Can Software Solve Crime Cases? Roger That
The final college semester for the average American undergraduate usually involves a combination of intense weeks of cramming, job searching, interviewing, and some euphoric nights of debauchery. For the founders of law enforcement software startup Mark43, their final months at Harvard in 2013 involved 5 a.m. wake-up calls on Saturdays and police ride-alongs in Springfield, Massachusetts. And while their classmates were living it up during Senior Week, Scott Crouch, 23, Flo Mayr, 23, and Matt Polega, 23, were busy pitching VC firms. Three days before graduation, they signed a term sheet for $1.95 million.
Mark43 is also the name of the company's record management system that lets police officers store and analyze case data online. According to customers, Mark43 stands out among its competitors for its ability to not only sift through reams of data and surface what's most important to a case, but also for its ability to perform powerful link and pattern analysis on a granular level. The software can quickly parse thousands of cell-phone records and social-media posts. It can help determine homicide timelines on the basis of patterns of communication. Officers can even use the software to determine how much clout a certain individual has within a specific gang, because algorithms factor in how people are connected to one another.
One detective on a Los Angeles gang task force that's using a beta version of Mark43 estimated that the software has been used in approximately 35 cases since the fall--including robberies, narcotics trafficking, and homicides. It has helped bring at least 15 cases through the prosecution and conviction stages, says the detective, who asked not to be named because he's not authorized to speak to the press. "It's a game changer," he says. "A lot of companies are trying to mine the same data, but no one else has this [tailored] down to the level of an individual detective."

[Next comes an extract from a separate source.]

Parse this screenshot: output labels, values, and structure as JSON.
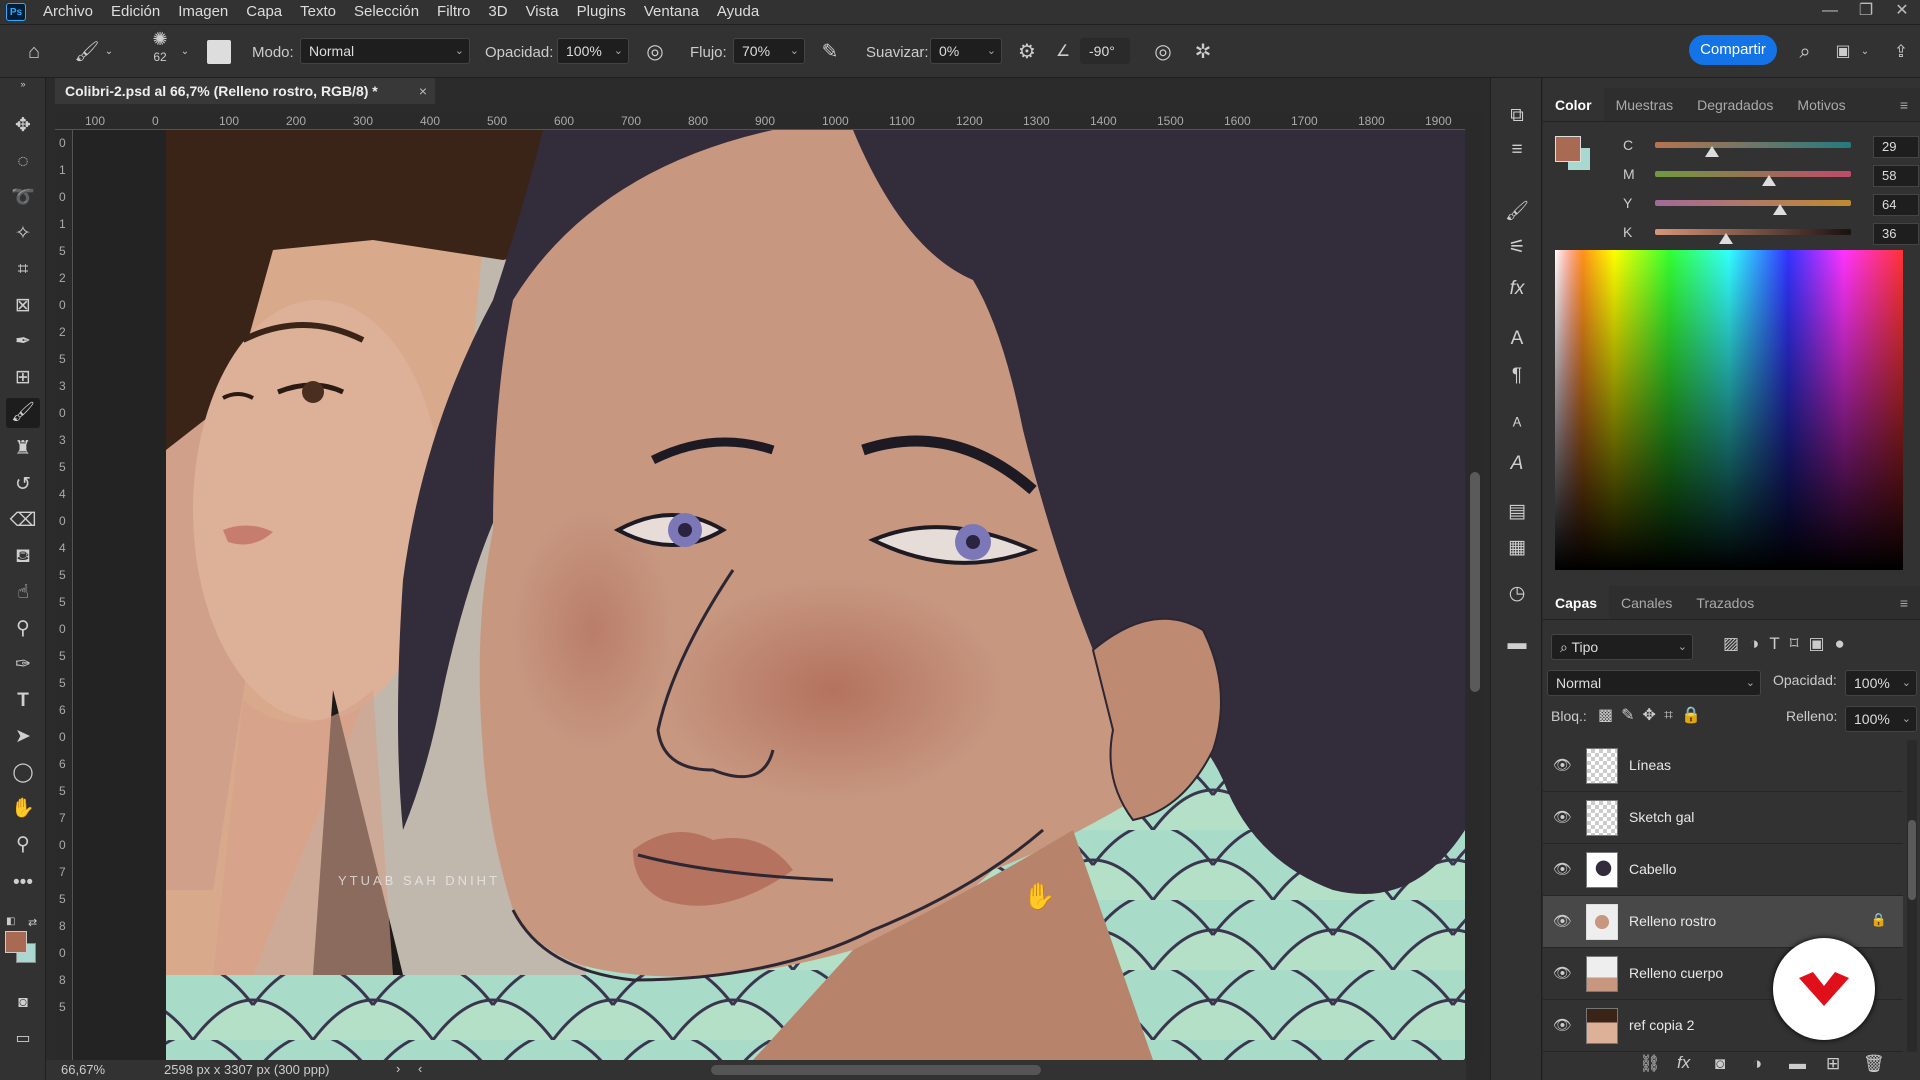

Mark43's three co-founders made it their mission to learn exactly what these detectives need. Back in 2012, as a class project, their ex-Green Beret professor sent them to Springfield to observe how the police department used data. "Not well," was the short answer, says Crouch, now Mark43's CEO. They weren't out there to write software, but when they saw the antiquated, desktop-based systems the department used, not to mention the three-ring binders that often hold important case data, they decided to take a shot at creating something better.

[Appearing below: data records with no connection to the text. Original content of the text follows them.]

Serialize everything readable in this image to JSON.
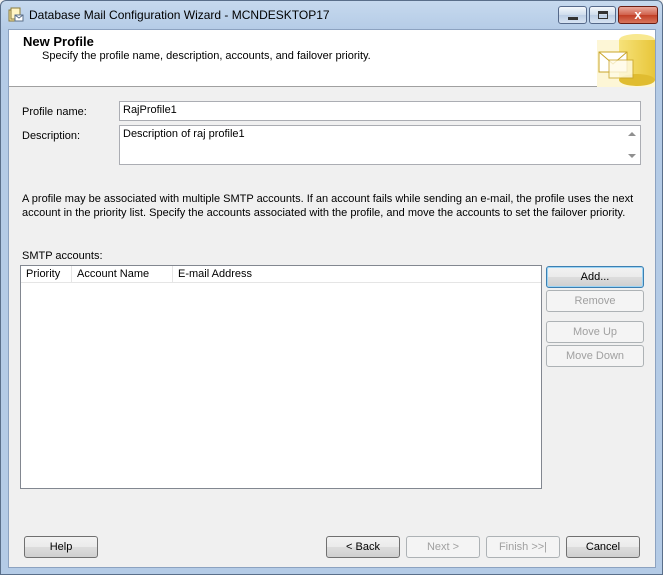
{
  "window": {
    "title": "Database Mail Configuration Wizard - MCNDESKTOP17",
    "controls": {
      "minimize": "",
      "maximize": "",
      "close": "x"
    }
  },
  "header": {
    "title": "New Profile",
    "subtitle": "Specify the profile name, description, accounts, and failover priority."
  },
  "form": {
    "profile_name_label": "Profile name:",
    "profile_name_value": "RajProfile1",
    "description_label": "Description:",
    "description_value": "Description of raj profile1"
  },
  "info": {
    "line1": "A profile may be associated with multiple SMTP accounts. If an account fails while sending an e-mail, the profile uses the next",
    "line2": "account in the priority list. Specify the accounts associated with the profile, and move the accounts to set the failover priority."
  },
  "smtp": {
    "label": "SMTP accounts:",
    "columns": [
      "Priority",
      "Account Name",
      "E-mail Address"
    ],
    "rows": []
  },
  "side_buttons": {
    "add": "Add...",
    "remove": "Remove",
    "move_up": "Move Up",
    "move_down": "Move Down"
  },
  "footer": {
    "help": "Help",
    "back": "< Back",
    "next": "Next >",
    "finish": "Finish >>|",
    "cancel": "Cancel"
  }
}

After validating the concept in Springfield, winning $75,000 in Harvard's Presidential Challenge, and raising nearly $2 million from Spark Capital and other backers, the team showed the software to several Los Angeles gang task forces and landed its first contract. Crouch says the group is currently in the process of launching the software--which sells for about $25 to $30 per officer per month--at one of the country's biggest police departments (he couldn't specify which one).

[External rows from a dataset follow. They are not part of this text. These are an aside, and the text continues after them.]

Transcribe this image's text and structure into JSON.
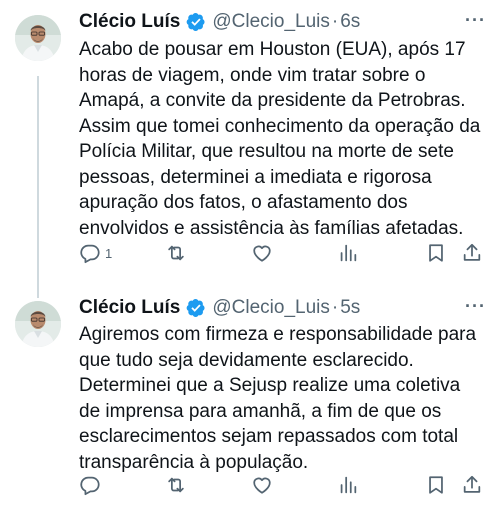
{
  "colors": {
    "accent": "#1d9bf0",
    "text": "#0f1419",
    "muted": "#536471",
    "thread_line": "#cfd9de"
  },
  "tweets": [
    {
      "author": "Clécio Luís",
      "handle": "@Clecio_Luis",
      "separator": "·",
      "time": "6s",
      "more": "···",
      "verified_icon": "verified-badge-icon",
      "lines": [
        "Acabo de pousar em Houston (EUA), após 17",
        "horas de viagem, onde vim tratar sobre o",
        "Amapá, a convite da presidente da Petrobras.",
        "Assim que tomei conhecimento da operação da",
        "Polícia Militar, que resultou na morte de sete",
        "pessoas, determinei a imediata e rigorosa",
        "apuração dos fatos, o afastamento dos",
        "envolvidos e assistência às famílias afetadas."
      ],
      "reply_count": "1",
      "retweet_count": "",
      "like_count": "",
      "view_count": ""
    },
    {
      "author": "Clécio Luís",
      "handle": "@Clecio_Luis",
      "separator": "·",
      "time": "5s",
      "more": "···",
      "verified_icon": "verified-badge-icon",
      "lines": [
        "Agiremos com firmeza e responsabilidade para",
        "que tudo seja devidamente esclarecido.",
        "Determinei que a Sejusp realize uma coletiva",
        "de imprensa para amanhã, a fim de que os",
        "esclarecimentos sejam repassados com total",
        "transparência à população."
      ],
      "reply_count": "",
      "retweet_count": "",
      "like_count": "",
      "view_count": ""
    }
  ]
}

In the coming months, Mark43's 11-person team, which is based in New York City, aims to get into more metropolitan police departments. In February, the startup received a big vote of confidence from the law enforcement industry when Edward Davis, former Boston police commissioner, joined the board. The bigger vision is to someday create a national network that lets police departments share information, a project for which Davis will lend considerable credibility.
But for now, they're OK with pursuing a more mundane goal: "We're making government contracting sexy again!" Crouch says.